In weerwil van de pandemie sloopte Israël de afgelopen zes maanden gemiddeld twee Palestijnse bouwwerken per dag. Sinds 2009 werden er zevenduizend gesloopt. Daarmee maakt Israël de weg vrij voor Israëlische kolonisten.
In de periode van maart tot en met augustus 2020, overeenkomend met de Covid-19-pandemie, zijn door de Israëlische autoriteiten 389 Palestijnse gebouwen in bezet gebied gesloopt of geconfisqueerd. Dat aantal komt neer op 65 per maand, het hoogste gemiddelde in de afgelopen vier jaar. Als gevolg daarvan werden 442 Palestijnen ontheemd en bijna tweeduizend indirect getroffen.

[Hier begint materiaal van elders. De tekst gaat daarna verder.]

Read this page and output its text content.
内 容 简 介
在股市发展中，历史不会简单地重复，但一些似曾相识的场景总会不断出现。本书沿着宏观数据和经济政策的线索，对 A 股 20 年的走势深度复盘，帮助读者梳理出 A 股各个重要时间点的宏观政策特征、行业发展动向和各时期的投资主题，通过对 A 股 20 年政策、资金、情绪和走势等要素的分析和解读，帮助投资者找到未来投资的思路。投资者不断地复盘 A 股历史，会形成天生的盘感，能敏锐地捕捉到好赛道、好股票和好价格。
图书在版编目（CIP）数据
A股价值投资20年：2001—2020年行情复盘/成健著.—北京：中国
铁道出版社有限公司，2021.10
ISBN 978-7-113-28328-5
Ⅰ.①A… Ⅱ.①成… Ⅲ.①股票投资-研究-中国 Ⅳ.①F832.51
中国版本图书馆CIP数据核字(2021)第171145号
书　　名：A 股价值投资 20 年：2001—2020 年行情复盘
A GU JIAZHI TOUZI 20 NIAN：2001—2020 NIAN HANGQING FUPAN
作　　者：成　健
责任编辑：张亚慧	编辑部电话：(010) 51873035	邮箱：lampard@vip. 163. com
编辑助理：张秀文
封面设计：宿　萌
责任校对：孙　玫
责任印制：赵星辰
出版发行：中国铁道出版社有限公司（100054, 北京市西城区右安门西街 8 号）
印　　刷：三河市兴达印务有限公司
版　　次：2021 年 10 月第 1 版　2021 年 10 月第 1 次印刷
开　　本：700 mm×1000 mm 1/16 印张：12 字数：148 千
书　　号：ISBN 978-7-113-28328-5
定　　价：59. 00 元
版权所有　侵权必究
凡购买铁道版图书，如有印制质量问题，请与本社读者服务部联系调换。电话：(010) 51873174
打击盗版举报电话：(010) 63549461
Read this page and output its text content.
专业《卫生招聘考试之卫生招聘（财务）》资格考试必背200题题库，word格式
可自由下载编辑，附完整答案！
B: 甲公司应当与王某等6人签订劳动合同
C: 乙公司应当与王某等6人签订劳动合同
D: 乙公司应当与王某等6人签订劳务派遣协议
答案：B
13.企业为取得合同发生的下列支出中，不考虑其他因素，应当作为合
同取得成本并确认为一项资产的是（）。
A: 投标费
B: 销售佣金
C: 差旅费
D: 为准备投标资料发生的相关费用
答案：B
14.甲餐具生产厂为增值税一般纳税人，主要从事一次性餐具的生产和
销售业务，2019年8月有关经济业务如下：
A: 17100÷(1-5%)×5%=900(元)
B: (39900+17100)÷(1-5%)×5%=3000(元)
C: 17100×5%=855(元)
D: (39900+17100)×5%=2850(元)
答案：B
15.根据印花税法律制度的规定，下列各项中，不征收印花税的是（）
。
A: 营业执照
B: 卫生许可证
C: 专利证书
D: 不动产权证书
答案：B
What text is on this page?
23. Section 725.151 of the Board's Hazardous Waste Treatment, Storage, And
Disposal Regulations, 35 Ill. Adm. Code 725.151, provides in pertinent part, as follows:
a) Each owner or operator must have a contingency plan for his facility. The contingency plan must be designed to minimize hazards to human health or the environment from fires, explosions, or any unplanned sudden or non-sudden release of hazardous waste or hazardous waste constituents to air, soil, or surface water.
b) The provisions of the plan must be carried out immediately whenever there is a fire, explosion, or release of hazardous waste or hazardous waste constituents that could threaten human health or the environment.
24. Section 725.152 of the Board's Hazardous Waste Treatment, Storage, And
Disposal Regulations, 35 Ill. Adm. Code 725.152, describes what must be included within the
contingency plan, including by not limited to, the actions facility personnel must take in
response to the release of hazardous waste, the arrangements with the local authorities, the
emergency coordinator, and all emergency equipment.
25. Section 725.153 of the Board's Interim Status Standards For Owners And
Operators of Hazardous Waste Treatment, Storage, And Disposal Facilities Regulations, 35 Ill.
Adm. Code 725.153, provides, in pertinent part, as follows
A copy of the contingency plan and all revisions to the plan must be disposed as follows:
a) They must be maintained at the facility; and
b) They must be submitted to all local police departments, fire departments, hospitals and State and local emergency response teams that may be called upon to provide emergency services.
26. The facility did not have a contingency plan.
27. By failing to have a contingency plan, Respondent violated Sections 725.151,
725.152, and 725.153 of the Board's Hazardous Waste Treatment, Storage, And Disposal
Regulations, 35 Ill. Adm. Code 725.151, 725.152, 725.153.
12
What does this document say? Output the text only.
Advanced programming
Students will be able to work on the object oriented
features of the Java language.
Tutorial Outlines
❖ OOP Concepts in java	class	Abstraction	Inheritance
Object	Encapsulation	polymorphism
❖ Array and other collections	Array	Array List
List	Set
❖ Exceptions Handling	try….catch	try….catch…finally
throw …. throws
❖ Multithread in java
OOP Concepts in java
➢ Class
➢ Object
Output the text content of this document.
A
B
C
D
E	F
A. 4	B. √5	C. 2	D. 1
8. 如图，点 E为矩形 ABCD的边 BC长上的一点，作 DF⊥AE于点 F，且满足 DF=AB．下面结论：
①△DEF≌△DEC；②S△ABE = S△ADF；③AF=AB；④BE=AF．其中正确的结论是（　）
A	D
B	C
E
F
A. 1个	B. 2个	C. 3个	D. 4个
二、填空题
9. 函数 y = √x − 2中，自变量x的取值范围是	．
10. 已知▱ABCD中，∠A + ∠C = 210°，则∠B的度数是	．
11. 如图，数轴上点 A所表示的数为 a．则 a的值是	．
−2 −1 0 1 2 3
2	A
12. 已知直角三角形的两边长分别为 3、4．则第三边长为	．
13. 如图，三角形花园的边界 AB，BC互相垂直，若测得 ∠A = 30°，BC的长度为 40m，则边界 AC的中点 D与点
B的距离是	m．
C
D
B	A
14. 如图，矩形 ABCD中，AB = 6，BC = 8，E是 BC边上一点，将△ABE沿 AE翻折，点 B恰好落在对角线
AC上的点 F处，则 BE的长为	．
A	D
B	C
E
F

Dat blijkt uit nieuwe cijfers van de VN-organisatie OCHA (Office for the Coordination of Humanitarian Affairs), die een database bijhoudt van de Israëlische sloopwerkzaamheden en de gevolgen voor de Palestijnen. De alarmerende ontwikkelingen worden in een korte video toegelicht door Jamie McGoldrick, humanitair coördinator van OCHA.
Hoewel Israël bij de uitbraak van de pandemie toezegde terughoudend te zijn bij het slopen van Palestijnse woningen in bezet gebied, is het tegendeel gebeurd. Alleen al in de maand augustus raakten 205 Palestijnen ontheemd, het hoogste aantal sinds januari 2017.
Naast woningen werden schuren en werkplaatsen gesloopt, alsmede voorzieningen voor water en hygiëne. Op 21 juli sloopten Israëlische bezettingstroepen een splinternieuw Palestijns testcentrum voor Covid-19 in Hebron (Al-Khalil).
Vijftig van de 389 gesloopte bouwwerken waren met internationale humanitaire hulp gerealiseerd; door de sloop worden de allerzwaksten getroffen en programma’s voor internationale noodhulp ondergraven.
Een alarmerende ontwikkeling is dat Israël bij de sloop steeds vaker gebruikmaakt van een ‘spoedprocedure’, waarbij tussen de aankondiging en feitelijke sloop slechts 96 uur zit. Hierdoor wordt het de Palestijnse eigenaren en bewoners zo goed als onmogelijk gemaakt om juridisch bezwaar aan te tekenen.
Volgens de database van OCHA heeft Israël sinds 2009 bijna zevenduizend Palestijnse bouwwerken, waaronder scholen, gesloopt in bezet Palestijns gebied; 1.164 daarvan waren gefinancierd door internationale donors. Circa elfduizend Palestijnen werden hierdoor ontheemd en bijna 120 duizend indirect getroffen.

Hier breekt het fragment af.